The laws are called alienation of affection and criminal conversation, and they're used in lawsuits in which a spouse sues a third party for monetary damages based on allegations that he or she caused a viable marriage to end. The laws came to America from English common law. In the 19th century, many states adopted them, but as times have changed and the modern world has shifted our perceptions of love and commitment, most states have since abolished alienation of affection as a cause of action. Missouri became the latest state to do so in June, when the Missouri Supreme Court struck down the state's alienation of affection law, saying it was an antiquated cause that has no place in a modern legal system. The court's 5-2 decision stemmed from a 2001 case in which a Missouri woman sued another woman for reportedly having an affair with her husband. The woman cited alienation of affection as the reason for her lawsuit, and a jury awarded her $75,000 in damages from the defendant. The justices struck down the law and overturned the lower court's judgment. While they vary in how they handle these kinds of cases, over 40 other states have done away with the alienation of affection law, while some have retained criminal conversation as a cause of action (which deals specifically with extramarital sex). All of this has significantly curtailed such claims.

Today, both alienation of affection and criminal conversation are recognized in just eight states: Hawaii, Illinois, Mississippi, New Hampshire, New Mexico, South Dakota, Utah and, yes, North Carolina. As a matter of fact, North Carolina's not just on the backslope of progress on this issue, we actually seem to be on the cutting edge of the legal payback for becoming involved with a married person. Here in the 21st century, there are still more than 200 alienation actions filed in NC every year.

Broken Hearts and WalletsThere are two main schools of thought concerning alienation of affection and criminal conversation laws. Critics say they're obsolete and outdated methods for legislating morality, a legal remnant from a time when women were considered little more than the property of their husbands.
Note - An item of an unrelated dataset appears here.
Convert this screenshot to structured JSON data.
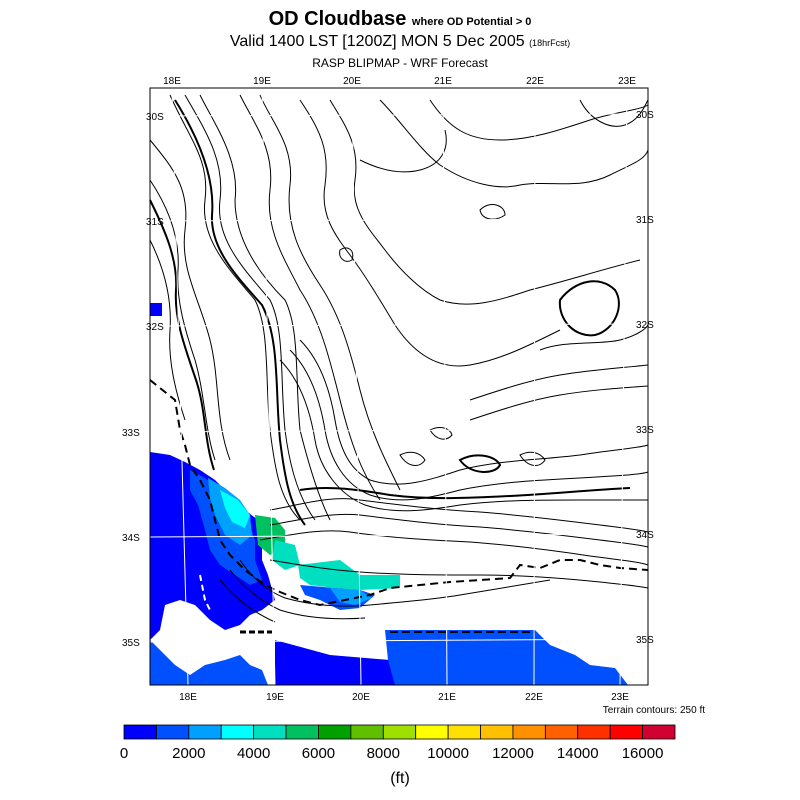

On the other hand, defenders say these laws can reflect a growing societal disaffection with overly permissive sexual standards, and help uphold the sanctity of the marriage vows, protect families and deter extramarital affairs through a formal legal sanction.

"This cause of action is all about context," said a Charlotte domestic lawyer who is representing Susan in her case. "And as a domestic attorney, you can be on both sides. There are certain situations where this law is very well utilized. If a stranger walks up to you on the street and slaps your face, you can sue that person for assault. You've been damaged. Can't you be damaged if someone has sex with your spouse?"

However, the attorney also says the law is overused, oftentimes as leverage in domestic cases. "Sometimes it's used as a kind of extortion tool during a divorce," she said. "What inevitably ends up happening is that someone who really shouldn't be sued is forced to expend money to defend themselves, which could cost anywhere from $10,000 to $40,000. Then the issue becomes, "Well, should I just offer to pay $3,000 or $4,000 to settle?' You come out better that way, but it's still crazy. You're forced to respond."

Seeing as how all but eight states have repealed alienation of affection laws, it's obvious most lawmakers feel the laws are no longer valid. The North Carolina House, in fact, has approved a measure doing away with it, but the bill is bogged down in the Senate and isn't expected to pass anytime soon. This means that sizeable damage awards remain a real possibility in North Carolina. In fact, many relatively high-dollar alienation cases have occurred here.